How to creat the bounding box ?

Dear everybody,

I’m doing the NC machining simulator, I have created successfully the swept surface using Frenet frame. Now, the next work is that I have to take the swept surface to intersect stock (representing by Z vectors). My swept surface is series of triangles, and I have known the algorithm of Ray - Triangle intersection.

The problem I got is that how to create a bounding box around a given triangle so that Z vectors which in bounding box would be taken to intersect with that triangle, but it don’t take the Z vectors outside the bounding box to do.

I never do this before, so the term “bounding box” is new to me. Is there any idea ? or a similiar example code would be nice :smiley:

please, help me :slight_smile:

A bounding box is a volume which is big enought to contain each vertex in a set of polygons, but no bigger. Generally there are two classes of bounding boxes: 1) axis aligned bounding boxes, which are always oriented along the cardinal axes (X, Y, Z), and 2) oriented bounding boxes which can be (obviously) oriented arbitrarily.

Because of the restriction, axis aligned bounding boxes are easier to calculate and tested for intersection. The simplest case for calculating an AABB, is to iterate over all vertices involved and expand the box as needed. Here is pseudo-code for calculating an AABB.

// min = minium coordinate of the box
// max = maxium coordinate of the box
Point min = V[0];
Point max = V[0];
for (i = 1; i < n; ++i)
{
if ( V[i].x < min.x ) min.x = V[i].x;
if ( V[i].y < min.y ) min.y = V[i].y;
if ( V[i].z < min.z ) min.z = V[i].z;
if ( V[i].x > max.x ) max.x = V[i].x;
if ( V[i].y > max.y ) max.y = V[i].y;
if ( V[i].z > max.z ) max.z = V[i].z;
}

Oriented bounding boxes are more complicated to calculate. Check for web resources if you wish to know.

I hope this helped.

A bounding sphere will work faster.
It’s a bit trickier to find a sphere, but it’s a lot easier and faster to check ray-sphere intersection. I’m sure you’ll find some whitepapers about bounding spheres easy enough.

One word of advice: creating one bounding box for every triangle will slow your application down. Bounding boxes/spheres are meant to contain many triangles (usually entire objects, fragments of objects or even groups of objects).

For collision detection (physics or AI) it’s usually best to have 3-5 triangles in one bounding sphere or 5-10 triangles in one bounding box at least. And of course you put 5-10 of these bounding boxes/spheres into another, larger bounding box/sphere and so on, until you have one final bounding box/sphere for your entire scene.

For rendering it’s better to have even more triangles in one bouding box, depending on how your vertex data is stored on the GPU. It’s just faster to render 1000 polygons with one draw call than even 100 polygons with 10 draw calls (10*10).

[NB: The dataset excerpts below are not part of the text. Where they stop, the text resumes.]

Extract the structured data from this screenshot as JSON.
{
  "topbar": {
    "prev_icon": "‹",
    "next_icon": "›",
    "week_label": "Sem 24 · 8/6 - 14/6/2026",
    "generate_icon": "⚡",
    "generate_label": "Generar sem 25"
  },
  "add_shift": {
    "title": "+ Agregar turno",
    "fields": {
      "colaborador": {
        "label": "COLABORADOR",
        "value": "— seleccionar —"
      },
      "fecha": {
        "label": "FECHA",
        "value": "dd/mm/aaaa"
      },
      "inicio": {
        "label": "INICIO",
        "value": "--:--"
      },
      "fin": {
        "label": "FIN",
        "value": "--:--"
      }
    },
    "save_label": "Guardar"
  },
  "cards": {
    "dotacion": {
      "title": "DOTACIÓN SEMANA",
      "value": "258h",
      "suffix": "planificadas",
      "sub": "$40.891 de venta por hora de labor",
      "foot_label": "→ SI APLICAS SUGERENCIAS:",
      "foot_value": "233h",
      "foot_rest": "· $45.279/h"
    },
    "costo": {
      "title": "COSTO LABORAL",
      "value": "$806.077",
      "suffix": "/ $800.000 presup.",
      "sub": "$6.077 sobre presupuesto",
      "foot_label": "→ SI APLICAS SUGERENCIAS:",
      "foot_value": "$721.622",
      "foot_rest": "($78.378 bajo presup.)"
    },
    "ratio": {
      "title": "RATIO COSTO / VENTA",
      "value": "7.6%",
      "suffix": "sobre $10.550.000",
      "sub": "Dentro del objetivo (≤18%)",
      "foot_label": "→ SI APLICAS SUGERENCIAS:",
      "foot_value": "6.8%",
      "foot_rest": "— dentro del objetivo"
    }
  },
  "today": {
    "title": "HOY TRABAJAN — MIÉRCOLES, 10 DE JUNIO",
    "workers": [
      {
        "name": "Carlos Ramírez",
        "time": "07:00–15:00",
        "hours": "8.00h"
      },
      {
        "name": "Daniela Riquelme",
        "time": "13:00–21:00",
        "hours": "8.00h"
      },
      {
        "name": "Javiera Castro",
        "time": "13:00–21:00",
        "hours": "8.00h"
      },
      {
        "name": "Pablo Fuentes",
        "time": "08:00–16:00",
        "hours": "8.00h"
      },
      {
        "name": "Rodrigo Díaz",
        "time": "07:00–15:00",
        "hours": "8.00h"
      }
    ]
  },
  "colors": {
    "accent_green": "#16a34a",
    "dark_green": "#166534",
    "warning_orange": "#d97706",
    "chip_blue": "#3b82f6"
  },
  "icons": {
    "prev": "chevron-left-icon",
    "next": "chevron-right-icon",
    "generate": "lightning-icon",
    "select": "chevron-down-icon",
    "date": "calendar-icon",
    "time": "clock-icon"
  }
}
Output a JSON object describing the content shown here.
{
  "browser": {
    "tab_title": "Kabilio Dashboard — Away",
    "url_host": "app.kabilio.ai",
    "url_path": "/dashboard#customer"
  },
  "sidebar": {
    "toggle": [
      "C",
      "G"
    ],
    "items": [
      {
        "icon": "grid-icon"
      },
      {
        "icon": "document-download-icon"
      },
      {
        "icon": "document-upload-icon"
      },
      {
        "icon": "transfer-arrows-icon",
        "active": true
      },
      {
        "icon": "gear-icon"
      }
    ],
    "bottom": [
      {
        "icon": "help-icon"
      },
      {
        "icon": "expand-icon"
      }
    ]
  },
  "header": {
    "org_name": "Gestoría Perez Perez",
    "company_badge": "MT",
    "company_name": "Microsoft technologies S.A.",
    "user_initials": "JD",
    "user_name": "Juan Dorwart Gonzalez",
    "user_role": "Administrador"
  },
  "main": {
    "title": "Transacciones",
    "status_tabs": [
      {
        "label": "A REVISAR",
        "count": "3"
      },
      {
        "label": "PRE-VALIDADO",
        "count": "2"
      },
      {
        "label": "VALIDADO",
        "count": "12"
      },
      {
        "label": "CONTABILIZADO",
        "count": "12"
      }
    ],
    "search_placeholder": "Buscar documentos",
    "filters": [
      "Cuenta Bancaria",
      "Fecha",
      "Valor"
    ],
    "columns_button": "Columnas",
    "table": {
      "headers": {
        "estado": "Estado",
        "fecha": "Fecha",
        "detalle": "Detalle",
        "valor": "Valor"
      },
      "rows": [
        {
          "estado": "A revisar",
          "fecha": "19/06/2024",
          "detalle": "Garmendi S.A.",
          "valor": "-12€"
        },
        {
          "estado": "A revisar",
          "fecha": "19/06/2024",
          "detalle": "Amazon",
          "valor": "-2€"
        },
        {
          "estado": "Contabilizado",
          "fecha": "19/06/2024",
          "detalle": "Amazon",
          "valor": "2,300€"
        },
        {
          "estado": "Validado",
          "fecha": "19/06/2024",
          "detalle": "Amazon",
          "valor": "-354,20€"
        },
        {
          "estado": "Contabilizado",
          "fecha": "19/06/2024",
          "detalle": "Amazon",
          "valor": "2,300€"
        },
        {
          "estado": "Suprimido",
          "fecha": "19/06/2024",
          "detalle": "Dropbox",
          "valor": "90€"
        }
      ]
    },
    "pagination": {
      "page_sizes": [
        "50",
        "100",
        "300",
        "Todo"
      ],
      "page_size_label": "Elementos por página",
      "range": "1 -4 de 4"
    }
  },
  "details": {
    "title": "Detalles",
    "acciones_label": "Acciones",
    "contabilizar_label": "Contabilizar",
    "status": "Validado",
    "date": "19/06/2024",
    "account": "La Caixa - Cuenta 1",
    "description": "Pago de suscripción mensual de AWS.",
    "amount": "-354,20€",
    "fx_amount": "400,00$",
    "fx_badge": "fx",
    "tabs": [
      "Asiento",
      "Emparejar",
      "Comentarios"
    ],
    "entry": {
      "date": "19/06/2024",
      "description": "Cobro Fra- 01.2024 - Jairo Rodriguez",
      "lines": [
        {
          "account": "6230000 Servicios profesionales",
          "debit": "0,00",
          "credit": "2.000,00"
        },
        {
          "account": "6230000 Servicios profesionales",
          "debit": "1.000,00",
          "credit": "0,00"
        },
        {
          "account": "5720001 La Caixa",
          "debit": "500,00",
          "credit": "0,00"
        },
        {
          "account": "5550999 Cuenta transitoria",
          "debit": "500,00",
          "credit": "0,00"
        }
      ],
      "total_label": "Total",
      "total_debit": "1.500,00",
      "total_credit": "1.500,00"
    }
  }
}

Note that all the Z rays are parallel, and in the Z direction only. Bounding box tests will actually probably be faster. However, it will probably be even faster to map the triangles onto the stock, instead of the other way around. In this special case, all he really wants is a depth buffer, as seen from the stocks Z direction point of view.

Thank you,

what jwatte said is really hard to understand, because I’m not good at OpenGL, I just experience it for 2 months. An example code would be nice :).